Despite years of difficult restructuring, most African economies continue to flounder. In Senegal, for example, each year sees 100,000 more people looking for work, but only about 2,000 new official job openings, says World Bank economist Abdoulaye Seck. "What the other 98,000 are doing to survive we really don't know."
Meanwhile, a 50-percent devaluation of the currency in French-speaking African nations has caused costs to skyrocket for the poor, while governmental domestic spending has been cut to pay for higher foreign-debt service charges. The result, the World Bank says, is a rise in informal activity: Semi-legal taxis are replacing public buses; people who can no longer afford sit-down restaurants eat at street vendors; the few people who can afford a telephone often do so as an investment, charging others to use it.
This means money is circulating more among the poor, and they often reinvest it in their own communities. In Pikine, one of Dakar's impoverished outer suburbs, traders recently pooled resources and constructed a big new market. Pikine's mayor admits that informal initiatives are responsible for more infrastructure development than his own administration can boast of.

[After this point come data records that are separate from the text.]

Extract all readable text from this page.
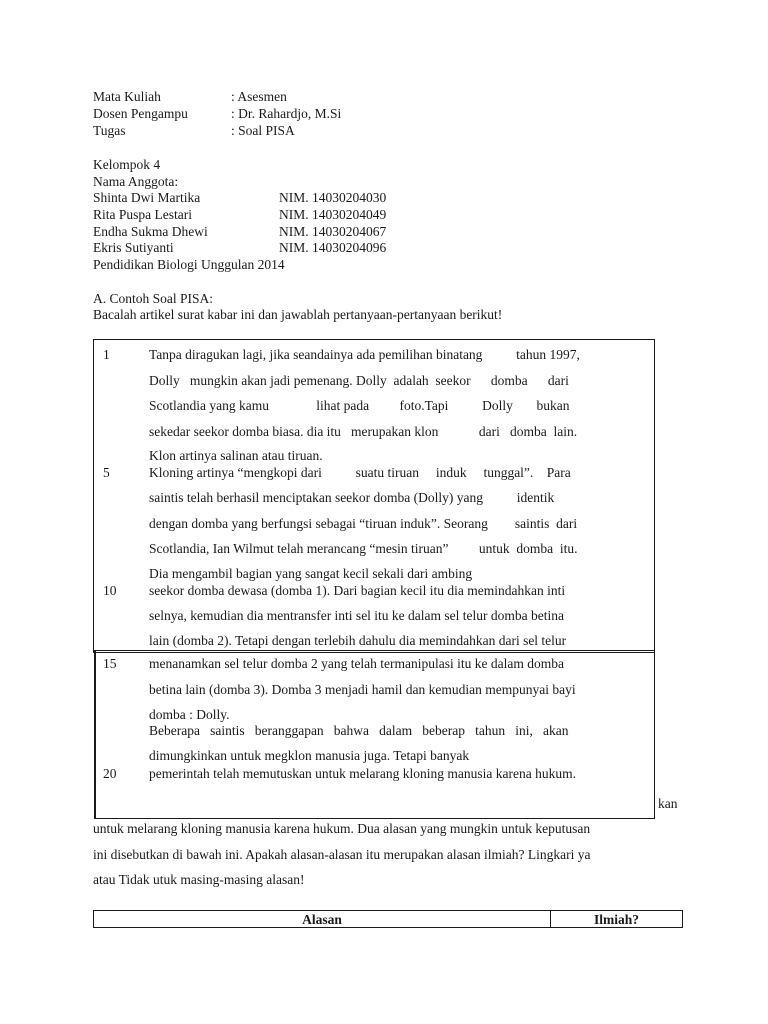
Mata Kuliah	: Asesmen
Dosen Pengampu	: Dr. Rahardjo, M.Si
Tugas	: Soal PISA
Kelompok 4
Nama Anggota:
Shinta Dwi Martika	NIM. 14030204030
Rita Puspa Lestari	NIM. 14030204049
Endha Sukma Dhewi	NIM. 14030204067
Ekris Sutiyanti	NIM. 14030204096
Pendidikan Biologi Unggulan 2014
A. Contoh Soal PISA:
Bacalah artikel surat kabar ini dan jawablah pertanyaan-pertanyaan berikut!
1
5
10
15
20
Tanpa diragukan lagi, jika seandainya ada pemilihan binatang          tahun 1997,
Dolly   mungkin akan jadi pemenang. Dolly  adalah  seekor      domba      dari
Scotlandia yang kamu              lihat pada         foto.Tapi          Dolly       bukan
sekedar seekor domba biasa. dia itu   merupakan klon            dari   domba  lain.
Klon artinya salinan atau tiruan.
Kloning artinya “mengkopi dari          suatu tiruan     induk     tunggal”.    Para
saintis telah berhasil menciptakan seekor domba (Dolly) yang          identik
dengan domba yang berfungsi sebagai “tiruan induk”. Seorang        saintis  dari
Scotlandia, Ian Wilmut telah merancang “mesin tiruan”         untuk  domba  itu.
Dia mengambil bagian yang sangat kecil sekali dari ambing
seekor domba dewasa (domba 1). Dari bagian kecil itu dia memindahkan inti
selnya, kemudian dia mentransfer inti sel itu ke dalam sel telur domba betina
lain (domba 2). Tetapi dengan terlebih dahulu dia memindahkan dari sel telur
menanamkan sel telur domba 2 yang telah termanipulasi itu ke dalam domba
betina lain (domba 3). Domba 3 menjadi hamil dan kemudian mempunyai bayi
domba : Dolly.
Beberapa   saintis   beranggapan   bahwa   dalam   beberap   tahun   ini,   akan
dimungkinkan untuk megklon manusia juga. Tetapi banyak
pemerintah telah memutuskan untuk melarang kloning manusia karena hukum.
kan
untuk melarang kloning manusia karena hukum. Dua alasan yang mungkin untuk keputusan
ini disebutkan di bawah ini. Apakah alasan-alasan itu merupakan alasan ilmiah? Lingkari ya
atau Tidak utuk masing-masing alasan!
Alasan	Ilmiah?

In education, even though the share of government spending on primary schools has grown steadily since 1987, the percentage of primary-school age children enrolled in government schools has fallen. The reason, claims education specialist Adel Arab, is that poor communities are creating their own schools. Research suggests that two-thirds of the newly literate children in Dakar have had community rather than government schooling. State education is still based on the colonial system of more than 30 years ago, he says. "It was largely irrelevant for the poor then, and it is even more irrelevant now."